Des preuves de la coloration originale ont été trouvées dans les fossiles de céphalopodes dès le Silurien ; certaines espèces à coquille droite avaient des lignes autour de leur coquille, qui auraient servi à camoufler la silhouette de leur corps. Les céphalopodes du Dévonien présentent des motifs de couleur plus complexes, dont la fonction peut être plus complexe.
Se déplacer
Les céphalopodes se déplacent généralement grâce à la propulsion par jet (eau qui gicle). Ce mode de propulsion consomme beaucoup d'énergie par rapport à la propulsion par la queue utilisée par les poissons. Ils utilisent la propulsion par jet car ils n'ont pas de nageoires ou de palmes. L'efficacité de la propulsion par jet diminue avec les gros animaux. C'est probablement la raison pour laquelle de nombreuses espèces utilisent leurs nageoires ou leurs bras pour se déplacer si possible.

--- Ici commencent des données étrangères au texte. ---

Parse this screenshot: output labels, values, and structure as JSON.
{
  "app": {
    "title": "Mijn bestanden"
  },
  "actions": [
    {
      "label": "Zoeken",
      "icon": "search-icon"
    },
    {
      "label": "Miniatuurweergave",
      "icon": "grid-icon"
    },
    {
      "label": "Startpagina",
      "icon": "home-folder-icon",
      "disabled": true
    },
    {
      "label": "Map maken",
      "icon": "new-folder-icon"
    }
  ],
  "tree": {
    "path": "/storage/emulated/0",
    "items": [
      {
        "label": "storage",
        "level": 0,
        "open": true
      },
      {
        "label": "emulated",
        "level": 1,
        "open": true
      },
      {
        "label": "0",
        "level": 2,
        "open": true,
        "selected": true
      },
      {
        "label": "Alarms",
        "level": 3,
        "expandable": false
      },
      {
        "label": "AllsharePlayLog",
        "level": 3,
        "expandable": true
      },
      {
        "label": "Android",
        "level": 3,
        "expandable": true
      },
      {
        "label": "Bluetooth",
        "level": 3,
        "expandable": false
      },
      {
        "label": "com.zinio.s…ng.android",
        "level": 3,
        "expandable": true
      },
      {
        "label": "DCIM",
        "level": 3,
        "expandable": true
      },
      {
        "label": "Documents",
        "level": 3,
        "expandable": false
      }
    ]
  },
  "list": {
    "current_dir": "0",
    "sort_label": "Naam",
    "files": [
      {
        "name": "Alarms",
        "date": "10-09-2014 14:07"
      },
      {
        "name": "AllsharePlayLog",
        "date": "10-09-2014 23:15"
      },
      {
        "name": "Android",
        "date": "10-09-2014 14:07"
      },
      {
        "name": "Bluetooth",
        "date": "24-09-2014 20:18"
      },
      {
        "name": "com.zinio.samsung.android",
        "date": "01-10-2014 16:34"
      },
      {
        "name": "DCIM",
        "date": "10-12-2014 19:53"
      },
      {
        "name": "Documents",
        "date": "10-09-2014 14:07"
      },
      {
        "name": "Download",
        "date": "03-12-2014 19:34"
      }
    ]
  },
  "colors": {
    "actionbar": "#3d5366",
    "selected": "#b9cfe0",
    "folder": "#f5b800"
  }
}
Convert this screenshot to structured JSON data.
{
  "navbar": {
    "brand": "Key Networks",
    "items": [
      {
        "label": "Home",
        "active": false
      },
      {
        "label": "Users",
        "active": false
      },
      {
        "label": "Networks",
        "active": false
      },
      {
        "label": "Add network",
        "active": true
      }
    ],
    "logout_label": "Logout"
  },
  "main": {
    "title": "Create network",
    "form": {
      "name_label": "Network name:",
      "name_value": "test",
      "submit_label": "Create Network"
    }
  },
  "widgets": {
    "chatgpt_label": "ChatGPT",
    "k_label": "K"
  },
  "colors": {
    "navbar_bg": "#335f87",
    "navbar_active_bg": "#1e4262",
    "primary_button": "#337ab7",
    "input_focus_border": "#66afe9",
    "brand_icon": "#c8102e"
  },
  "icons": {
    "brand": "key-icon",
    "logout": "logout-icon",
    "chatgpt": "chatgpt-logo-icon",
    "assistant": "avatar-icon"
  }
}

L'eau oxygénée est amenée dans la cavité du manteau jusqu'aux branchies. En contractant les muscles du manteau, l'eau est poussée vers l'extérieur par le siphon, formé par un pli du manteau. Les céphalopodes se déplacent généralement vers l'arrière lorsque l'eau est expulsée vers l'avant, mais le siphon peut être orienté dans différentes directions. Certains céphalopodes peuvent ajuster leur forme corporelle pour se déplacer plus facilement dans l'eau.
Certaines espèces de poulpes sont également capables de marcher sur le fond de la mer. Les calmars et les seiches peuvent se déplacer sur de courtes distances dans n'importe quelle direction en déplaçant un lambeau de muscle autour du manteau.
Encre
À l'exception des Nautilidae et des espèces de pieuvres du sous-ordre des Cirrina, tous les céphalopodes connus ont un sac d'encre, qui peut être utilisé pour pousser un nuage d'encre sombre afin de confondre les prédateurs.